Frog In Boiling Water é um disco que deve ser tomado em doses moderadas, para não mergulharmos em negação filantrópica.
Bastava o título do álbum, e a respectiva metáfora contida nele, para despertar a curiosidade para uma audição prospectiva de Frog In Boiling Water. Ao quarto longa duração, os DIIV acordam de um tingido Deceiver, para uma amarga tomada de consciência. Um disco conceptual que resulta de dissabores e conturbações, maximizadas pelo negro período da pandemia, e pela apreensão de Zachary Cole Smith por posse de drogas pesadas.
Para quem não se recorda da experiência e é menos entusiasta de biologia, se colocarmos uma rã numa panela de água ao lume, ela vai progressivamente adaptando-se ao aumento da temperatura. Até deixar de ser capaz de acompanhar tamanha exigência. Quando a água entra em ebulição, a rã, exaurida de mais recursos, sem capacidade de reacção, acaba por sucumbir à fervura. Tal como o nosso lento e doentio colapso face ao sistema e à brutal realidade que cada vez mais aceitamos como norma. É disto que se trata o quarto disco da banda de Brooklyn. Uma angústia existencialista de dentro para fora.
Os DIIV, inicialmente Dive (inspirados pela música de Nirvana com o mesmo nome), optaram por mudar para DIIV, depois de terem constatado que já existia uma banda belga de EBM com o mesmo nome, muito embora estejamos a falar de audiências bastante assimétricas. A banda norte americana, amplamente venerada por um público de jovens rebeldes eruditos com tendências urbano-depressivas, e de fácil apetência para o uso de drogas, já é reconhecida na história do rock alternativo moderno, como uma banda que irá influenciar de forma perene a geração 10/20. A sua sonoridade seminal, após a disseminação massiva do universal “Doused”, relançou o universo shoegaze para a frente das prateleiras das lojas de discos. Brooklyn estava de volta, carregada de carácter revolucionário e sangue novo. Estávamos em 2012, ano em que David Guetta, Lana Del Rey e Drake dominavam os tops internacionais, ao mesmo tempo que a comitiva de Cole Smith invadia os corações da ala mais atenta da dita música alternativa.

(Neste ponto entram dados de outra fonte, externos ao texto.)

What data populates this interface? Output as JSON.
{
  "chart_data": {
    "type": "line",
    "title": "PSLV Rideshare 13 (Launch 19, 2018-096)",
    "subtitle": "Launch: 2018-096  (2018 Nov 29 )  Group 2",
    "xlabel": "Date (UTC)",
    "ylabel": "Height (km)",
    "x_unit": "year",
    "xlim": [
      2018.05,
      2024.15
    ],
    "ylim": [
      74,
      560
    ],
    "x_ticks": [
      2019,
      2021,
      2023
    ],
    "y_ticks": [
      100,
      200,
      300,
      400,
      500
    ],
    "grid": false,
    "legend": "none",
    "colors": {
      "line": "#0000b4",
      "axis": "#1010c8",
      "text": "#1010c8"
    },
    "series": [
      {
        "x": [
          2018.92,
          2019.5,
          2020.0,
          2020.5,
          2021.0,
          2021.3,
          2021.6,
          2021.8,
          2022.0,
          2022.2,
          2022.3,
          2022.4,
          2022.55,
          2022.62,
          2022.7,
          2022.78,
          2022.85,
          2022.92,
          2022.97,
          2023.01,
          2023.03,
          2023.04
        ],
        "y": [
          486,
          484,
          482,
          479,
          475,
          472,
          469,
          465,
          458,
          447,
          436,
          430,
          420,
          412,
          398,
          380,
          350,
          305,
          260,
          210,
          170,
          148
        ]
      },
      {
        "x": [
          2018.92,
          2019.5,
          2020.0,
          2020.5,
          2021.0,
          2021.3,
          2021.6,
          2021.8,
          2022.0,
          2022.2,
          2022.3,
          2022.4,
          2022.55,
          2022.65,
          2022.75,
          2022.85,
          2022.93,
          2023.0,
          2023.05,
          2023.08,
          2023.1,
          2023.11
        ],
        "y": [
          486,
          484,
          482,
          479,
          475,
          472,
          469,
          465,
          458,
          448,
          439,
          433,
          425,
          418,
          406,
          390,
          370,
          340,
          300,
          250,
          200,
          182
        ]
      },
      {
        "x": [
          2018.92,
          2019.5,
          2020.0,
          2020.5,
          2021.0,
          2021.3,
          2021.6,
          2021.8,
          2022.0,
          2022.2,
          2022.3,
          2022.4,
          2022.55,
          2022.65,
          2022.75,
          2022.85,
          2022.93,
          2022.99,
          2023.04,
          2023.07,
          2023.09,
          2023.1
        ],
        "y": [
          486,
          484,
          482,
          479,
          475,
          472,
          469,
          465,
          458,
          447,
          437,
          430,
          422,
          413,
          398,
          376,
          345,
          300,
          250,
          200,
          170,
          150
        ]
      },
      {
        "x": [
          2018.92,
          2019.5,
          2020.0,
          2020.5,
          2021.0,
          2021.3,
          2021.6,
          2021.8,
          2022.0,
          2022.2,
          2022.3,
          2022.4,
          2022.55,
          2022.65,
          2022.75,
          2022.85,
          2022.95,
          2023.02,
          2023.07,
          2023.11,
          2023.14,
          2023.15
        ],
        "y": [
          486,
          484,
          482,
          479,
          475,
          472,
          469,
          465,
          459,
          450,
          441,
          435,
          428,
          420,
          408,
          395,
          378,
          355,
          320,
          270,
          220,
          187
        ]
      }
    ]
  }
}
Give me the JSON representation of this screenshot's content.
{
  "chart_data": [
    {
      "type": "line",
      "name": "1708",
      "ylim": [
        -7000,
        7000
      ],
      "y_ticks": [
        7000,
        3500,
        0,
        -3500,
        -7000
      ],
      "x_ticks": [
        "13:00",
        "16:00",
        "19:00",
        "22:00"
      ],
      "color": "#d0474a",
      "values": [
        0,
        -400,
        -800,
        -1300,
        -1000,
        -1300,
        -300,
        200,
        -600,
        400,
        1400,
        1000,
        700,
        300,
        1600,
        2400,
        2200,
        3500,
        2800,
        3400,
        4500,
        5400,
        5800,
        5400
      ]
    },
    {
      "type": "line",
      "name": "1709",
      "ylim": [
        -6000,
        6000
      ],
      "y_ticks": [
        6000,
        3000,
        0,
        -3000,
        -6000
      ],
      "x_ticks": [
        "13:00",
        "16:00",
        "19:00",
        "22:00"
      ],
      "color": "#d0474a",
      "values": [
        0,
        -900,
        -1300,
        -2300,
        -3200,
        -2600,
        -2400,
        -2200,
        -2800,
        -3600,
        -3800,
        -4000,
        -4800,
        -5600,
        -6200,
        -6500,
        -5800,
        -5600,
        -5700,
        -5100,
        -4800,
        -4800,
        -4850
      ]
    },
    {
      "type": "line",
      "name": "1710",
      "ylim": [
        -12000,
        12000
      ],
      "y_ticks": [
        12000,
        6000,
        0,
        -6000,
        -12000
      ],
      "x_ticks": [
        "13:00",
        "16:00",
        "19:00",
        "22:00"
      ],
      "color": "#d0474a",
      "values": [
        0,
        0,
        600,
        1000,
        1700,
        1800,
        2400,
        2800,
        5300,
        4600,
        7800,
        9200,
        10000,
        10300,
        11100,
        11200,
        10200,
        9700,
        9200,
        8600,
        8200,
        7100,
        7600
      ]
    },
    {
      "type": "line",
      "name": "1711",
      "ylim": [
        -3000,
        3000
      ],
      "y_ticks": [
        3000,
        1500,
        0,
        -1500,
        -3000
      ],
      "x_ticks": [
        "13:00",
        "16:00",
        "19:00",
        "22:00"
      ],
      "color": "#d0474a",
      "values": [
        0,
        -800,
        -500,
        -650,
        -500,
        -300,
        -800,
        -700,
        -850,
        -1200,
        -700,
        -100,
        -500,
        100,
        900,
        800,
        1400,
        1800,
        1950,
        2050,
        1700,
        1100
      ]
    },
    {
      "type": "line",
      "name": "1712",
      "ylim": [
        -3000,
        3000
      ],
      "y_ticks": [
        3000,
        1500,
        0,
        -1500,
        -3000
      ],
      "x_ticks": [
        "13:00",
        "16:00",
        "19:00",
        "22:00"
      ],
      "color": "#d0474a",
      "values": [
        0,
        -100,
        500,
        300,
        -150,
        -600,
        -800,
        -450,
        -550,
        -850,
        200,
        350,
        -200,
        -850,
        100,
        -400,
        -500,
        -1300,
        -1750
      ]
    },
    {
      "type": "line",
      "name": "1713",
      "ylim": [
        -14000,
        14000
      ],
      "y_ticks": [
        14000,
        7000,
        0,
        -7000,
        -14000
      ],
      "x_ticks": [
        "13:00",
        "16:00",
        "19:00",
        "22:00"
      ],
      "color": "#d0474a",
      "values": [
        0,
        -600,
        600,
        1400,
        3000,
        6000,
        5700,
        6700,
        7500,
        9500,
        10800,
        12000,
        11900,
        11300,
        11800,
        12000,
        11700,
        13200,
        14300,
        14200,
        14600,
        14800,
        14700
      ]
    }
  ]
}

Mas será Frog In Boiling Water um disco de shoegaze? A resposta é afirmativa. E será um disco típico de DIIV? A resposta também é sim, embora este quarto longa duração seja mais do que apenas isso. É um disco atmosférico que entra na intimidade de Zachary, ao mesmo tempo que se apresenta como manifesto de intervenção política sobre uma actualidade quase quase irreversível “I can’t look away, In anger, I want to disappear, In amber”. Assim começa o álbum vermelho da banda de Brooklyn, consternados e feridos pelo sistema que os assedia. Um lamento fourierista, gritado em voz baixa, por uma sociedade libertária e equânime. Dores de quem acredita que as coisas ainda podem mudar (para melhor).

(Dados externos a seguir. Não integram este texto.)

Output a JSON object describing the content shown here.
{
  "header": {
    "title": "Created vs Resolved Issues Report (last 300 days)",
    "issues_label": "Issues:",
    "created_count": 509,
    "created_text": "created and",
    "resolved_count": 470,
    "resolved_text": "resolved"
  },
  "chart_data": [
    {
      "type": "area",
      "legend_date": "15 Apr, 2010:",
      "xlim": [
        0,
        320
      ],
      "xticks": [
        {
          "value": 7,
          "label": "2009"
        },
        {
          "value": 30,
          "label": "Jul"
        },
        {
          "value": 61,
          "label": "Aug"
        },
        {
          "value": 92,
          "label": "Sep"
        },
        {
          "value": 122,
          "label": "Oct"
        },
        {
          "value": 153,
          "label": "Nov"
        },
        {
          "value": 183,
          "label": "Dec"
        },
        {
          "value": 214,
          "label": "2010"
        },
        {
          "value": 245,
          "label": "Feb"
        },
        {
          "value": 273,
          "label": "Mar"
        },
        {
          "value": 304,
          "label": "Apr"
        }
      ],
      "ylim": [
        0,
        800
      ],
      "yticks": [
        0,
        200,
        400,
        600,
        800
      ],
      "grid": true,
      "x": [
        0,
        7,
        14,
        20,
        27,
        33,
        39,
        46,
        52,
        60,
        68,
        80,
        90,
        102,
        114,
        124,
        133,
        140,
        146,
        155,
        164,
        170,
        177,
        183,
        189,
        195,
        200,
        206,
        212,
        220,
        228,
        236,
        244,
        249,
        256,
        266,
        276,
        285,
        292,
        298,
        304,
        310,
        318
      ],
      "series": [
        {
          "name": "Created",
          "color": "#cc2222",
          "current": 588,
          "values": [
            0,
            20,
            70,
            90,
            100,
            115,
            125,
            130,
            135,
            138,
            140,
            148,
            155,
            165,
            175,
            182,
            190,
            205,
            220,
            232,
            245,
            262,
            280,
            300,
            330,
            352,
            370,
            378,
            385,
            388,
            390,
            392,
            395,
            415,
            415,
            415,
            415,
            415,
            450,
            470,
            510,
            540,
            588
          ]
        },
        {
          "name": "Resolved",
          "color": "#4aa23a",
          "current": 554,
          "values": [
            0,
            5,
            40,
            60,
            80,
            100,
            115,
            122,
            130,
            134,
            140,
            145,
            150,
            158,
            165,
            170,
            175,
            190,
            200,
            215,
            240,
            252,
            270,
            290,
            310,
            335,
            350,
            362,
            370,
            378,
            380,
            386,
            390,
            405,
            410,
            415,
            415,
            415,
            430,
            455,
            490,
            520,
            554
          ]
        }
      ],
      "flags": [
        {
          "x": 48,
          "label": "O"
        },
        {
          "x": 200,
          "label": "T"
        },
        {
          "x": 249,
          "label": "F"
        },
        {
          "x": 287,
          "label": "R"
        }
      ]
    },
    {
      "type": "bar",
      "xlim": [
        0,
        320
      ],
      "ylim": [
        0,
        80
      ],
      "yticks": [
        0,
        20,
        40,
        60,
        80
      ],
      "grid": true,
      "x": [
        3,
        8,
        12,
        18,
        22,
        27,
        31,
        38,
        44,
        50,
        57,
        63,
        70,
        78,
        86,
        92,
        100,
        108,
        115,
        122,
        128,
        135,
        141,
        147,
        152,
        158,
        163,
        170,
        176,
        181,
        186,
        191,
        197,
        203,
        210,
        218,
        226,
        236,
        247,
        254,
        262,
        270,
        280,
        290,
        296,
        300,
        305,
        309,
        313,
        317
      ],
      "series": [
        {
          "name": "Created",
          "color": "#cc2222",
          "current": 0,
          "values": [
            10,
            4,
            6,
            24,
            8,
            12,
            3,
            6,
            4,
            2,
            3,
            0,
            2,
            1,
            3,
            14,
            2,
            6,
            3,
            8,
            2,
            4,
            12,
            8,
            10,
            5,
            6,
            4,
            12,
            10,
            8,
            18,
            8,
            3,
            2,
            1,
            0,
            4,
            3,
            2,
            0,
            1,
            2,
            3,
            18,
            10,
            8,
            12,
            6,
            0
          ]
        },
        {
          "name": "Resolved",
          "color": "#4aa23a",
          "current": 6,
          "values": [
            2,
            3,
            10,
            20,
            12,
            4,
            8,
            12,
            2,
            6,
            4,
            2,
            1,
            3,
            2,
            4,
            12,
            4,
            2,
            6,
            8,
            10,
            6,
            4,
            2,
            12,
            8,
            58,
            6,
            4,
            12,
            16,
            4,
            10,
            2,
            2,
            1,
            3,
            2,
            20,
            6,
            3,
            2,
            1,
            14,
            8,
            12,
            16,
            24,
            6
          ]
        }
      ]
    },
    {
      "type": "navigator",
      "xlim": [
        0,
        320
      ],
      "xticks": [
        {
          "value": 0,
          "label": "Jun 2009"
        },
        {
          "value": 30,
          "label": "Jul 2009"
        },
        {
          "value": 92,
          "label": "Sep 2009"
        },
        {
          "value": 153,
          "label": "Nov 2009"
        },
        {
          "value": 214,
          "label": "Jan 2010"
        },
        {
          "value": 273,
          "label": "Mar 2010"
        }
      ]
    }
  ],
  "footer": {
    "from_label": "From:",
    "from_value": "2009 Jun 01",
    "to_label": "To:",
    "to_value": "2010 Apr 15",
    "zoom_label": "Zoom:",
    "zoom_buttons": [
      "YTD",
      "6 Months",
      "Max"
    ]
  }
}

Neste quarto álbum conseguimos perceber melhor a verdadeira importância de um produtor. A decisão de colocar mais palco, aumentar a proximidade das guitarras ou reduzi-las a papel de parede, permitindo que ligeiros ruídos quase indefinidos sobrevivam à esmagadora armada Fender, demonstra que a escolha de Chris Coady é tão certa quanto inevitável. Habituado a trabalhar bandas como Beach House, Slowdive ou Roosevelt, o método onírico e atmosférico do produtor de Baltimore veio enfatizar justamente o conceptualismo que este último trabalho da banda nova-iorquina compreende.
Sugiro então três músicas como aperitivo para uma primeira infiltração no apoquentado mundo de Frog In Boiling Water: a fotogénica “Brown Paper Bag”, a sentida “Everyone Out” e a poderosa “Soul-net”. Depois de digeridos estes três singles, é altura de apreciar a restante obra no seu todo. Um elogio memorável à sublimação da distorção dos sentimentos, convertidos em música moderna. Um merecido quase oito para um disco que volta a posicionar os DIIV na categoria dos melhores do ano.